• Приглашаем посетить наш сайт
    Паустовский (paustovskiy-lit.ru)
  • Герцен А. И. - Захарьиной Н. А., 30 апреля - 5 мая 1837 г.

    105. Н. А. ЗАХАРЬИНОЙ

    30 апреля — 5 мая 1837 г. Вятка.

    30 апреля 1837.

    Ангел, ты всегда отрываешь меня от душной земли и переносишь в небо, это твое назначение и — божественная, великая — как ты его исполняешь. Вот твои письмы (от 25 мар<та> — 6 апре<ля». И я, воспитанный, спасенный, счастливый дружбою и любовью, сказал, что в 25 лет ничего не сделал. Нет, вижу, что надобно искоренить славолюбие, это высшая степень эгоизма, и зачем же жаждать еще чувств, еще блаженства, когда душа через край наполнена. Твое письмо, как чистое дуновение рая, разбудило меня. Ежели я имею силу, ежели провидение не тщетно разливает дары — то будущность моя совершится без натяжки, стоит только следовать персту, указующему путь; этот перст мне указует теперь одно — Тебя, и я понимаю почему. Кто мог, кроме тебя, остановить меня середи разгула буйной жизни — но это еще легче было, ибо в душе никогда не померкало доброе начало; но кто мог бы потрясть мою давнишнюю мечту о славе, ту мечту, которая тревожила меня ребенком, заставляла не спать ночи и заниматься во время курса, переносить страдания, — эта мысль была святая святых моей души; ты одним словом, одной строчкой потрясла до основания этот алтарь гордости — я излечусь от него, вот тебе моя рука, и душа будет чище. И в самом деле — ну, ежели нет назначенья громкого и я натяну его, и оно обрушится на меня, как гранитная скала, а не для того созданные рамена поникнут, и чужое задавит меня? Разве мысль восторженная, живая сама в себе, и любовь, и дружба недостаточны душе? — О, как дурна должна быть та душа, в которой останется место для рукоплесканий толпы, которые она будет делить со всяким фокусником. И после этого мне не молиться на тебя. Наташа, Наташа, моя спасительница... Шиллер говорит о деве Орлеанской: «И избрал господь голубицу для исполнения воли своей»... Святая голубица, слетевшая из рая, ангел господень... царствуй надо мною, перед посланником божиим не стыдно склонить главу. И как святы, как чисты эти орудия господа. Наташа, ни слова более, я счастлив, чрезмерно счастлив... Да, да, один взор, одно объятье, и покинем землю, черную, грубую, гадкую землю. Взгляни на это блаженство, разлитое в моей душе, и помолись — это твое дело, ты принесла рай в земную душу... Молись — ты совершила свое призванье...

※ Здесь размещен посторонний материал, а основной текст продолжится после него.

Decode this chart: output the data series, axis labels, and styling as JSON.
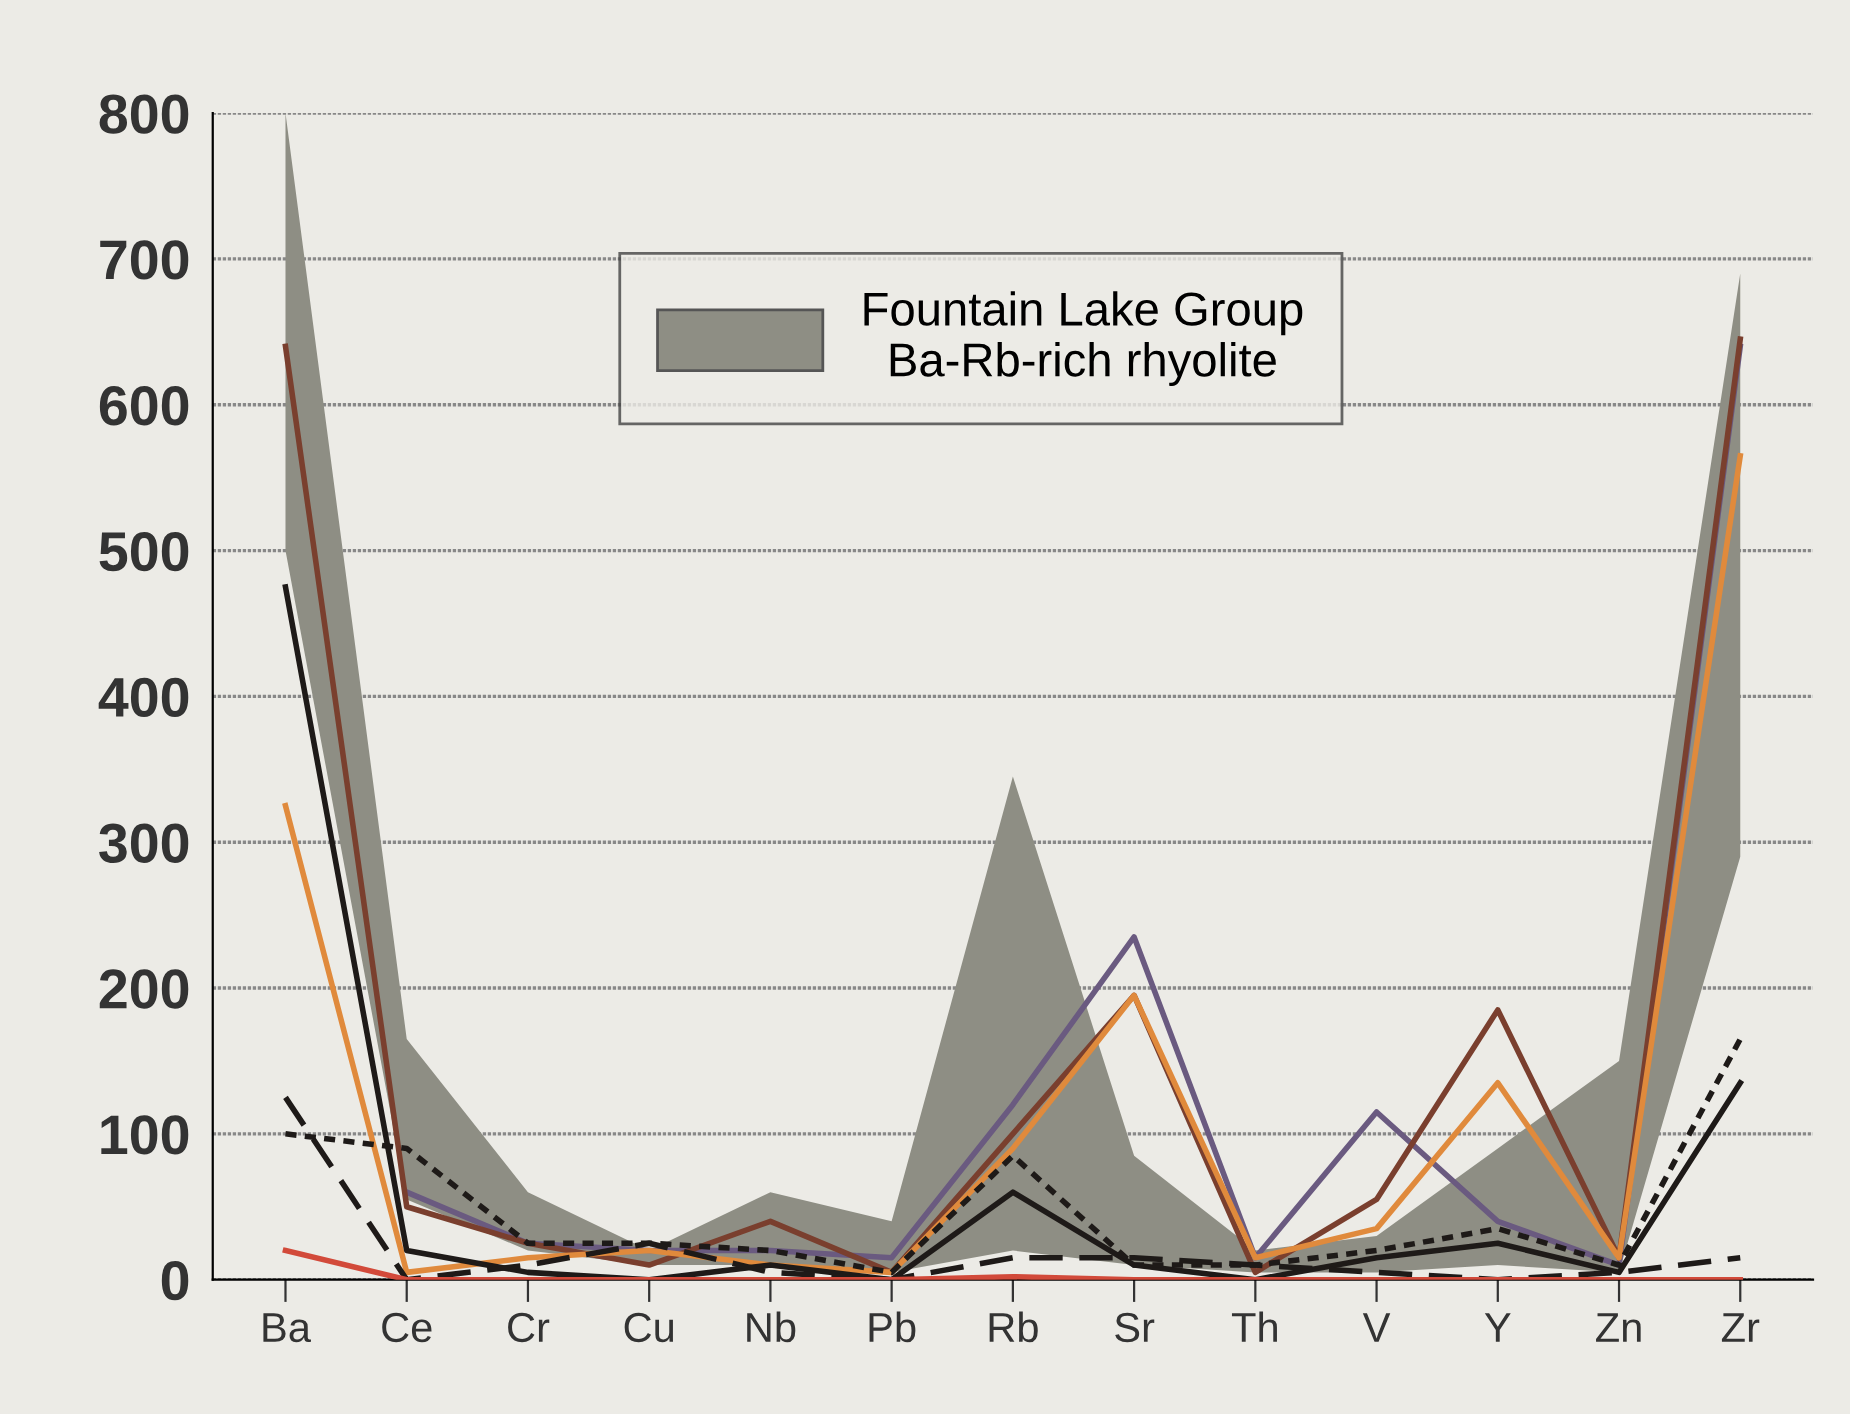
{
  "chart_data": {
    "type": "line",
    "categories": [
      "Ba",
      "Ce",
      "Cr",
      "Cu",
      "Nb",
      "Pb",
      "Rb",
      "Sr",
      "Th",
      "V",
      "Y",
      "Zn",
      "Zr"
    ],
    "series": [
      {
        "name": "Fountain Lake Group\nBa-Rb-rich rhyolite",
        "type": "line",
        "color": "#8e8e84",
        "values": [
          null,
          null,
          null,
          null,
          null,
          null,
          null,
          null,
          null,
          null,
          null,
          null,
          null
        ],
        "lower": [
          500,
          55,
          20,
          10,
          10,
          5,
          20,
          10,
          5,
          5,
          10,
          5,
          290
        ],
        "upper": [
          800,
          165,
          60,
          20,
          60,
          40,
          345,
          85,
          20,
          30,
          90,
          150,
          690
        ]
      },
      {
        "color": "#6a5a80",
        "line_style": "solid",
        "values": [
          null,
          60,
          25,
          20,
          20,
          15,
          120,
          235,
          15,
          115,
          40,
          10,
          640
        ]
      },
      {
        "color": "#7a3f2e",
        "line_style": "solid",
        "values": [
          640,
          50,
          25,
          10,
          40,
          5,
          100,
          195,
          5,
          55,
          185,
          15,
          645
        ]
      },
      {
        "color": "#e08a3c",
        "line_style": "solid",
        "values": [
          325,
          5,
          15,
          20,
          10,
          5,
          90,
          195,
          15,
          35,
          135,
          15,
          565
        ]
      },
      {
        "color": "#1e1a18",
        "line_style": "solid",
        "values": [
          475,
          20,
          5,
          0,
          10,
          0,
          60,
          10,
          0,
          15,
          25,
          5,
          135
        ]
      },
      {
        "color": "#1e1a18",
        "line_style": "dotted",
        "values": [
          100,
          90,
          25,
          25,
          20,
          5,
          85,
          10,
          10,
          20,
          35,
          10,
          165
        ]
      },
      {
        "color": "#1e1a18",
        "line_style": "dashed",
        "values": [
          125,
          0,
          10,
          25,
          5,
          0,
          15,
          15,
          10,
          5,
          0,
          5,
          15
        ]
      },
      {
        "color": "#d24a3a",
        "line_style": "solid",
        "values": [
          20,
          0,
          0,
          0,
          0,
          0,
          2,
          0,
          0,
          0,
          0,
          0,
          0
        ]
      }
    ],
    "ylim": [
      0,
      800
    ],
    "yticks": [
      0,
      100,
      200,
      300,
      400,
      500,
      600,
      700,
      800
    ],
    "grid": "y",
    "legend": "top",
    "marker": "none"
  }
}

    Река здесь широкая, и теперь разлив; я долго катался на лодке, небо было чисто, вода спокойна — я мечтал о небе и о тебе, я находил какое-то общее разительное сходство между тобою, и этим воздухом весны, и этой лазурью; я, ничтожный, созерцал, понимал это небо так, как понимаю и созерцаю тебя, мне было хорошо; час перед прогулкой я получил твое письмо, и этот вид, эта величественная река продолжали твое письмо, я чище, святее понимал его. Наташа! Наташа! Как велика ты, пересоздавшая меня...

    Хочу нынешнее лето провести лучше, я не надеюсь в 37 году увидеть тебя (мое пророчество об этом годе сбылось), я открою свою душу всем чистым наслаждениям, буду таскаться по полям, лесам, буду ездить верхом, почти никуда не ходить и пуще всего отучусь от этого грубого обыкновения пить вино. Пусть это короткое лето будет поэтическим потоком; одно мешает — служба. Ты, ангел, перенесешь разлуку; бог даст тебе силы довершить начатое...

    3 мая.

    Еще письмо (от 7 до 19 апреля) — последняя буря улеглась в душе, и я спокойно посмотрел около себя. Твое письмо похоже на теплый воздух Пиренейских гор, который веет иногда на Италию, чтоб освободить ее от сирокко, ядовитого дыхания Африки. Тогда все живое воскресает, дышит легко, смертная тягость проходит. Опять та же симпатия, которая, наконец, превращается в совершенное слитие, безраздельное, полное наших душ. Ты и я совершенно одинаким образом встретили праздник.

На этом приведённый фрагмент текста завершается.